Thierry Foucart, die toen al achttien jaar voor Permasteelisa werkte, werd in 1996 gedelegeerd bestuurder van Belgo Metal. Toen de moederholding in financiële problemen kwam, moest Foucart in opdracht van de hoofdzetel in Treviso onderzoeken of de Belgische, dan wel de even grote Nederlandse fabriek in aanmerking kwam voor sluiting.

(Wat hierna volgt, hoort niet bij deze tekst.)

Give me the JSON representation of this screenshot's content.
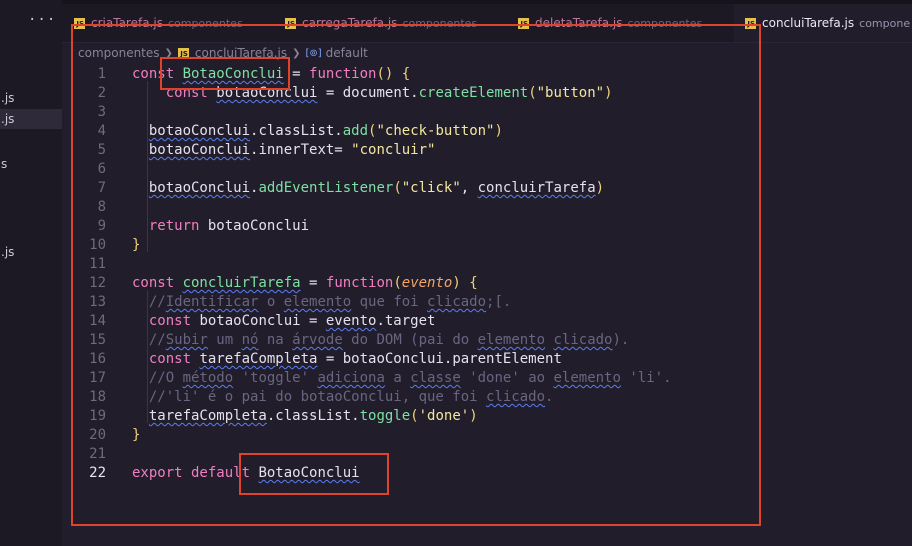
{
  "sidebar": {
    "dots": "···",
    "items": [
      ".js",
      ".js",
      "s",
      ".js"
    ]
  },
  "tabs": [
    {
      "name": "criaTarefa.js",
      "dir": "componentes",
      "active": false
    },
    {
      "name": "carregaTarefa.js",
      "dir": "componentes",
      "active": false
    },
    {
      "name": "deletaTarefa.js",
      "dir": "componentes",
      "active": false
    },
    {
      "name": "concluiTarefa.js",
      "dir": "compone",
      "active": true
    }
  ],
  "breadcrumb": {
    "folder": "componentes",
    "file": "concluiTarefa.js",
    "symbol": "default"
  },
  "code_lines": [
    {
      "n": "1",
      "tokens": [
        [
          "kw",
          "const "
        ],
        [
          "fn sq",
          "BotaoConclui"
        ],
        [
          "txt",
          " = "
        ],
        [
          "kw",
          "function"
        ],
        [
          "pr",
          "() {"
        ]
      ]
    },
    {
      "n": "2",
      "tokens": [
        [
          "txt",
          "    "
        ],
        [
          "kw",
          "const "
        ],
        [
          "txt sq",
          "botaoConclui"
        ],
        [
          "txt",
          " = "
        ],
        [
          "txt",
          "document."
        ],
        [
          "fn",
          "createElement"
        ],
        [
          "pr",
          "("
        ],
        [
          "str",
          "\"button\""
        ],
        [
          "pr",
          ")"
        ]
      ]
    },
    {
      "n": "3",
      "tokens": []
    },
    {
      "n": "4",
      "tokens": [
        [
          "txt",
          "  "
        ],
        [
          "txt sq",
          "botaoConclui"
        ],
        [
          "txt",
          "."
        ],
        [
          "txt",
          "classList."
        ],
        [
          "fn",
          "add"
        ],
        [
          "pr",
          "("
        ],
        [
          "str",
          "\"check-button\""
        ],
        [
          "pr",
          ")"
        ]
      ]
    },
    {
      "n": "5",
      "tokens": [
        [
          "txt",
          "  "
        ],
        [
          "txt sq",
          "botaoConclui"
        ],
        [
          "txt",
          ".innerText= "
        ],
        [
          "str",
          "\"concluir\""
        ]
      ]
    },
    {
      "n": "6",
      "tokens": []
    },
    {
      "n": "7",
      "tokens": [
        [
          "txt",
          "  "
        ],
        [
          "txt sq",
          "botaoConclui"
        ],
        [
          "txt",
          "."
        ],
        [
          "fn",
          "addEventListener"
        ],
        [
          "pr",
          "("
        ],
        [
          "str",
          "\"click\""
        ],
        [
          "txt",
          ", "
        ],
        [
          "txt sq",
          "concluirTarefa"
        ],
        [
          "pr",
          ")"
        ]
      ]
    },
    {
      "n": "8",
      "tokens": []
    },
    {
      "n": "9",
      "tokens": [
        [
          "txt",
          "  "
        ],
        [
          "kw",
          "return "
        ],
        [
          "txt",
          "botaoConclui"
        ]
      ]
    },
    {
      "n": "10",
      "tokens": [
        [
          "pr",
          "}"
        ]
      ]
    },
    {
      "n": "11",
      "tokens": []
    },
    {
      "n": "12",
      "tokens": [
        [
          "kw",
          "const "
        ],
        [
          "fn sq",
          "concluirTarefa"
        ],
        [
          "txt",
          " = "
        ],
        [
          "kw",
          "function"
        ],
        [
          "pr",
          "("
        ],
        [
          "param",
          "evento"
        ],
        [
          "pr",
          ") {"
        ]
      ]
    },
    {
      "n": "13",
      "tokens": [
        [
          "txt",
          "  "
        ],
        [
          "cmt",
          "//"
        ],
        [
          "cmt sq",
          "Identificar"
        ],
        [
          "cmt",
          " o "
        ],
        [
          "cmt sq",
          "elemento"
        ],
        [
          "cmt",
          " que foi "
        ],
        [
          "cmt sq",
          "clicado"
        ],
        [
          "cmt",
          ";[."
        ]
      ]
    },
    {
      "n": "14",
      "tokens": [
        [
          "txt",
          "  "
        ],
        [
          "kw",
          "const "
        ],
        [
          "txt",
          "botaoConclui = "
        ],
        [
          "txt sq",
          "evento"
        ],
        [
          "txt",
          ".target"
        ]
      ]
    },
    {
      "n": "15",
      "tokens": [
        [
          "txt",
          "  "
        ],
        [
          "cmt",
          "//"
        ],
        [
          "cmt sq",
          "Subir"
        ],
        [
          "cmt",
          " um "
        ],
        [
          "cmt sq",
          "nó"
        ],
        [
          "cmt",
          " na "
        ],
        [
          "cmt sq",
          "árvode"
        ],
        [
          "cmt",
          " do DOM (pai do "
        ],
        [
          "cmt sq",
          "elemento"
        ],
        [
          "cmt",
          " "
        ],
        [
          "cmt sq",
          "clicado"
        ],
        [
          "cmt",
          ")."
        ]
      ]
    },
    {
      "n": "16",
      "tokens": [
        [
          "txt",
          "  "
        ],
        [
          "kw",
          "const "
        ],
        [
          "txt sq",
          "tarefaCompleta"
        ],
        [
          "txt",
          " = botaoConclui.parentElement"
        ]
      ]
    },
    {
      "n": "17",
      "tokens": [
        [
          "txt",
          "  "
        ],
        [
          "cmt",
          "//O "
        ],
        [
          "cmt sq",
          "método"
        ],
        [
          "cmt",
          " 'toggle' "
        ],
        [
          "cmt sq",
          "adiciona"
        ],
        [
          "cmt",
          " a "
        ],
        [
          "cmt sq",
          "classe"
        ],
        [
          "cmt",
          " 'done' ao "
        ],
        [
          "cmt sq",
          "elemento"
        ],
        [
          "cmt",
          " 'li'."
        ]
      ]
    },
    {
      "n": "18",
      "tokens": [
        [
          "txt",
          "  "
        ],
        [
          "cmt",
          "//'li' é o pai do botaoConclui, que foi "
        ],
        [
          "cmt sq",
          "clicado"
        ],
        [
          "cmt",
          "."
        ]
      ]
    },
    {
      "n": "19",
      "tokens": [
        [
          "txt",
          "  "
        ],
        [
          "txt sq",
          "tarefaCompleta"
        ],
        [
          "txt",
          ".classList."
        ],
        [
          "fn",
          "toggle"
        ],
        [
          "pr",
          "("
        ],
        [
          "str",
          "'done'"
        ],
        [
          "pr",
          ")"
        ]
      ]
    },
    {
      "n": "20",
      "tokens": [
        [
          "pr",
          "}"
        ]
      ]
    },
    {
      "n": "21",
      "tokens": []
    },
    {
      "n": "22",
      "tokens": [
        [
          "kw",
          "export default "
        ],
        [
          "txt sq",
          "BotaoConclui"
        ]
      ]
    }
  ],
  "current_line": "22",
  "colors": {
    "highlight_box": "#e0432c",
    "background": "#211d2b",
    "keyword": "#f27ec2",
    "function": "#7ee0a3",
    "string": "#f3e6a0"
  }
}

“Beide vestigingen lagen te dicht bijeen om rendabel te zijn voor het moederbedrijf”, herinnert Foucart zich. “Wetteren had met Belgo Metal de beste financiële en industriële troeven. Omdat de sluiting in Nederland door de hoge opzeggingspremies meer zou kosten, zou België mogelijk gesloten worden. Toen ik dat in 2007 vernam, nam ik ontslag en startte ik vanuit Luxemburg een eigen gevelbouwbedrijf op met de financiële steun van Defi (een Zwitsers fonds van een patronale ziekenkas, nvdr.). Kyotec Group is een samentrekking van Kyoto Technology, of duurzame technologie.”

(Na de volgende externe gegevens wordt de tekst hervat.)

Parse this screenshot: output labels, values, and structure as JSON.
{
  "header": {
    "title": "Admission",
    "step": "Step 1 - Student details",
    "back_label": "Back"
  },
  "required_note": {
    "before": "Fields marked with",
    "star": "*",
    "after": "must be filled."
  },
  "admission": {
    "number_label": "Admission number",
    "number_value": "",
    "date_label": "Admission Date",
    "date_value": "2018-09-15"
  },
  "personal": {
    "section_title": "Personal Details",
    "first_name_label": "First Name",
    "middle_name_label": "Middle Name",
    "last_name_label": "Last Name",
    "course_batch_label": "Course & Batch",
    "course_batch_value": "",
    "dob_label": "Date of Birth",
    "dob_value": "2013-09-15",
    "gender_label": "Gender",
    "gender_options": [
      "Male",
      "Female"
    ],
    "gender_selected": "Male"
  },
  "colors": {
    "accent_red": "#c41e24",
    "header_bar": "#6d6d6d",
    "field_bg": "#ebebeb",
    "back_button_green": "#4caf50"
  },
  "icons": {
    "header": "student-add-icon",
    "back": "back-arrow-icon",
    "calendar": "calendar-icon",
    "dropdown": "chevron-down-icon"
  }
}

Na een tijd stapte het gros van het vroegere management van Belgo Metal over naar Kyotec. Het team rond Foucart, ooit de motor in Wetteren, kaapte in België en Frankrijk mooie opdrachten voor de neus van Permasteelisa weg. Het toenmalige Belgo Metal was zonder ervaren directieleden een lege doos en werd vanuit Italië bestuurd. Noch commercieel, noch technologisch was dat haalbaar.

Managementbuy-out

Uiteindelijk gooiden de Italianen de handdoek in de ring. Ze verkochten Belgo Metal in 2007 voor 15,5 miljoen euro aan Kyotec. De operatie werd financieel ondersteund door Defi en Indufin, een joint venture van de beleggingsfondsen Luxempart en De Eik van de familie Van Waeyenberge. Ook negentien managers van Kyotec legden geld op tafel. Ze hebben nu 28 procent van het bedrijf in handen.

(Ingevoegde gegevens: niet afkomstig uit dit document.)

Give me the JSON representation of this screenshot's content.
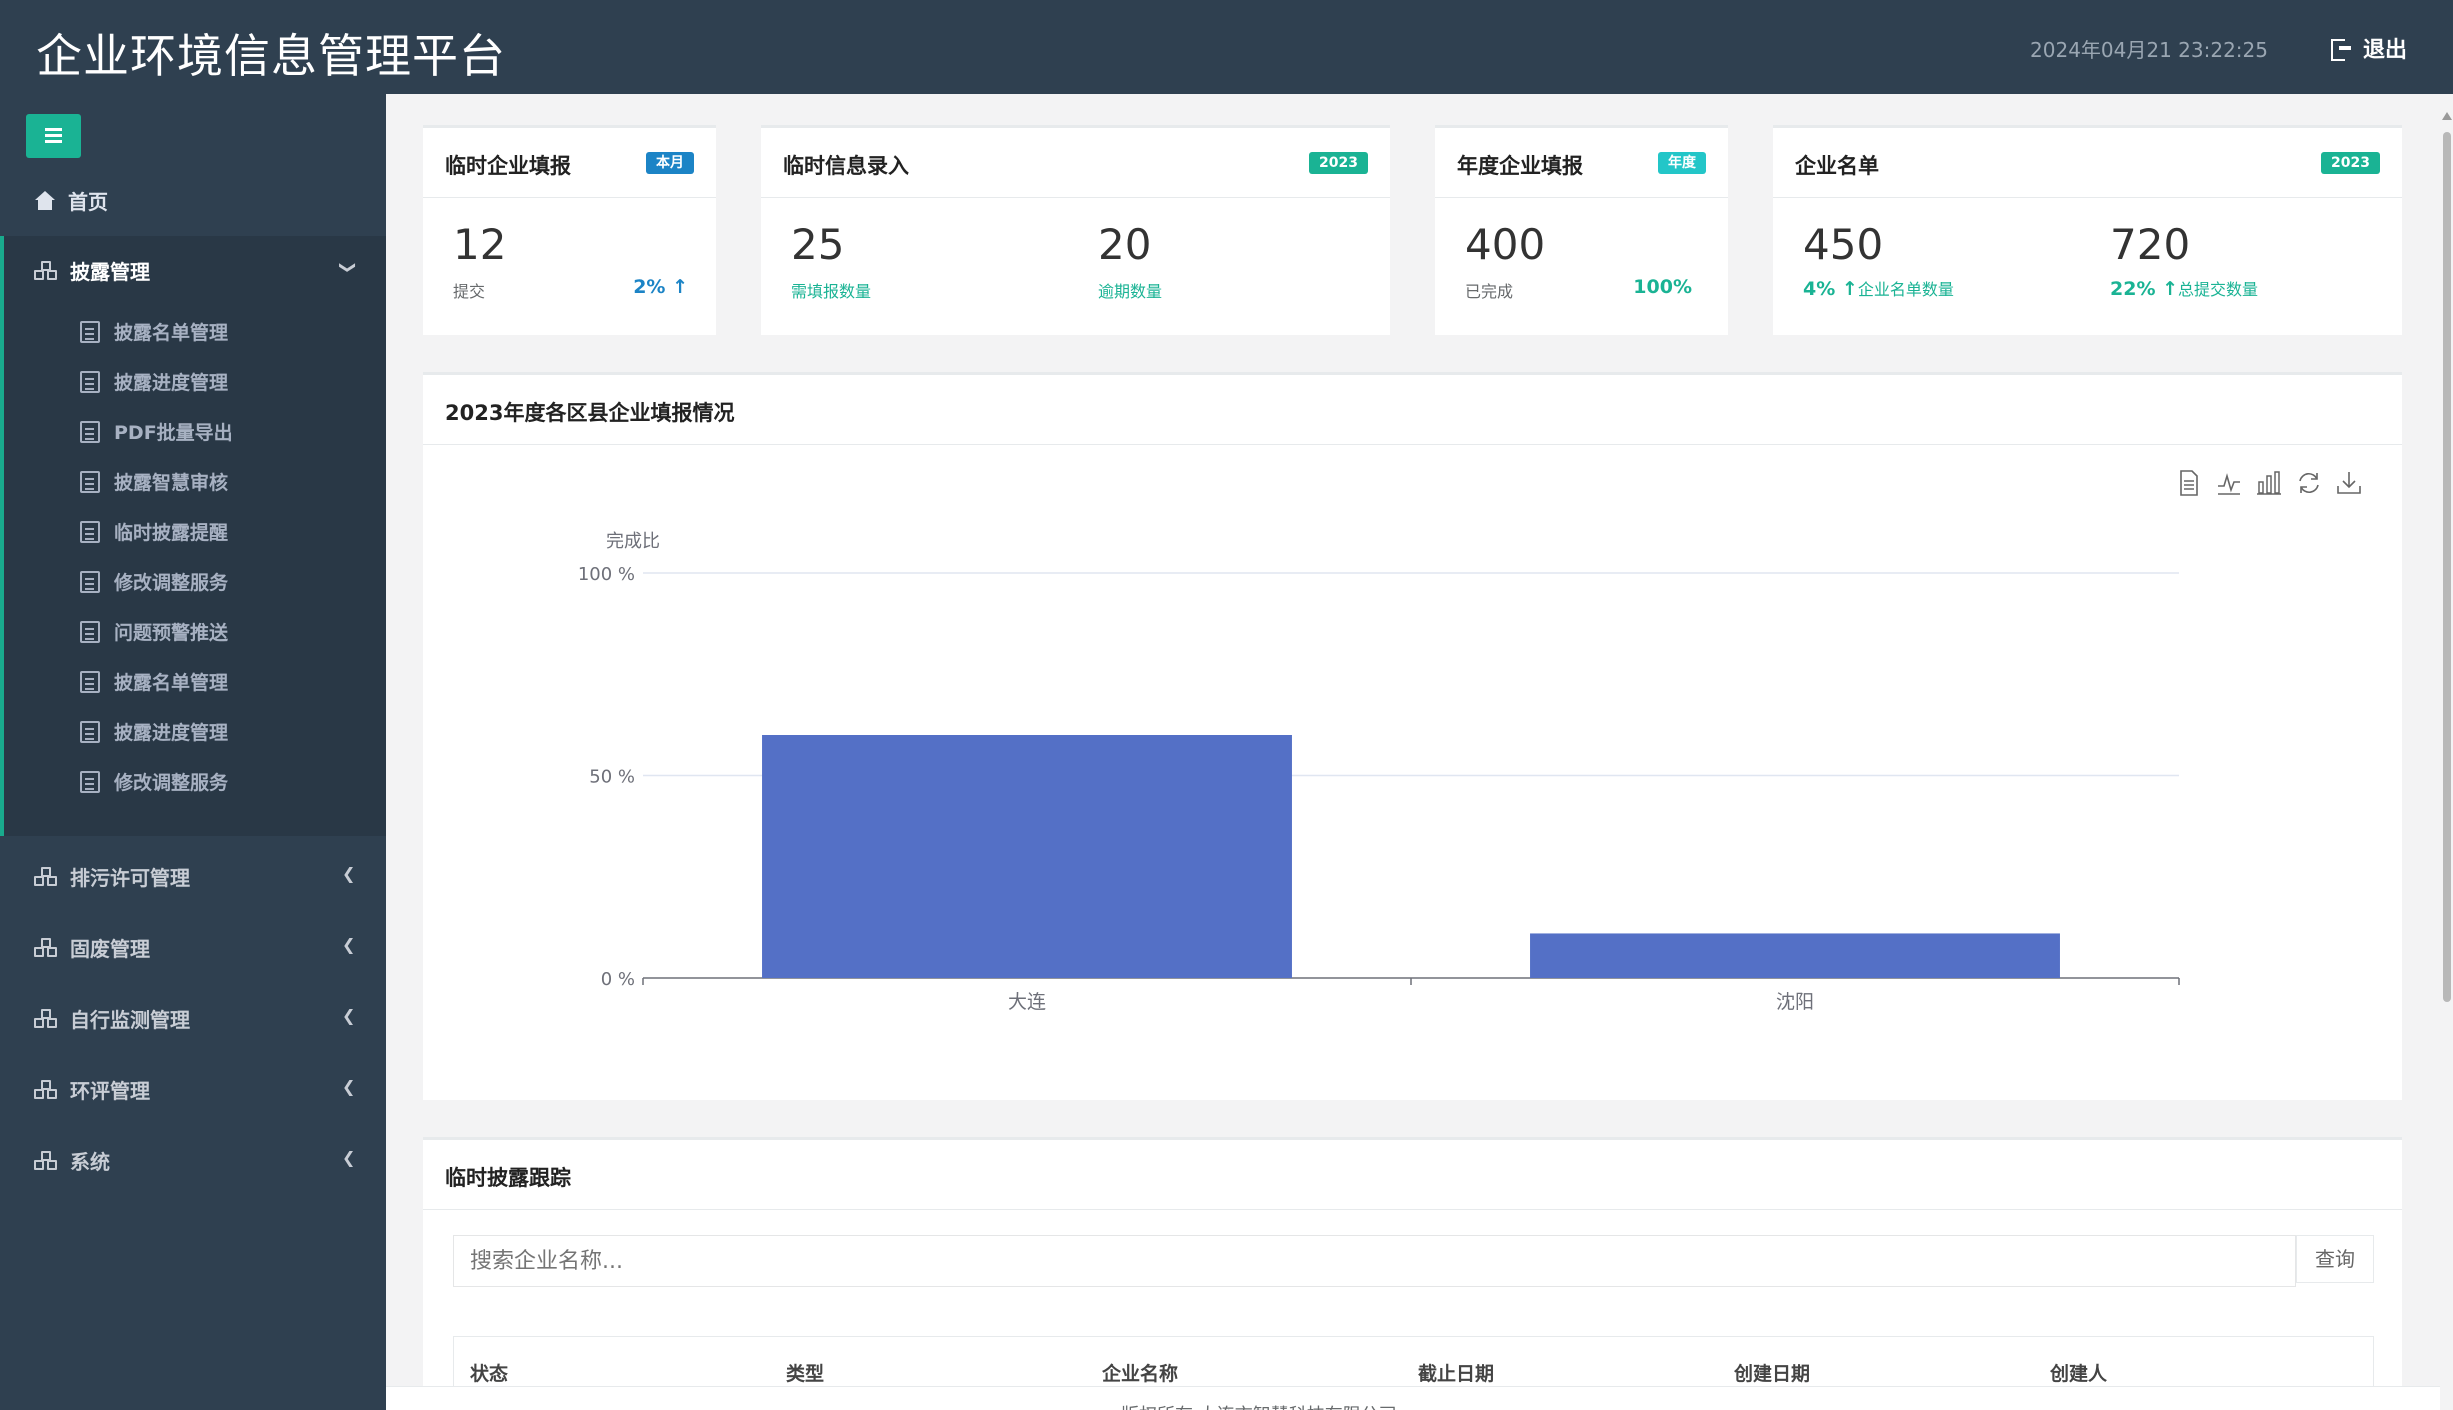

Kyotec/Belgo Metal kocht onmiddellijk CTF, een productie-eenheid in Ath, en startte een poot in Frankrijk. In 2008 stapten opnieuw directieleden van Permasteelisa over naar de concurrent. Zo ontstonden Kyotec Polen en Kyotec Italië. In de tweede helft van 2013 wordt Kyotec Hongkong opgericht, weer met gewezen managers van Permasteelisa.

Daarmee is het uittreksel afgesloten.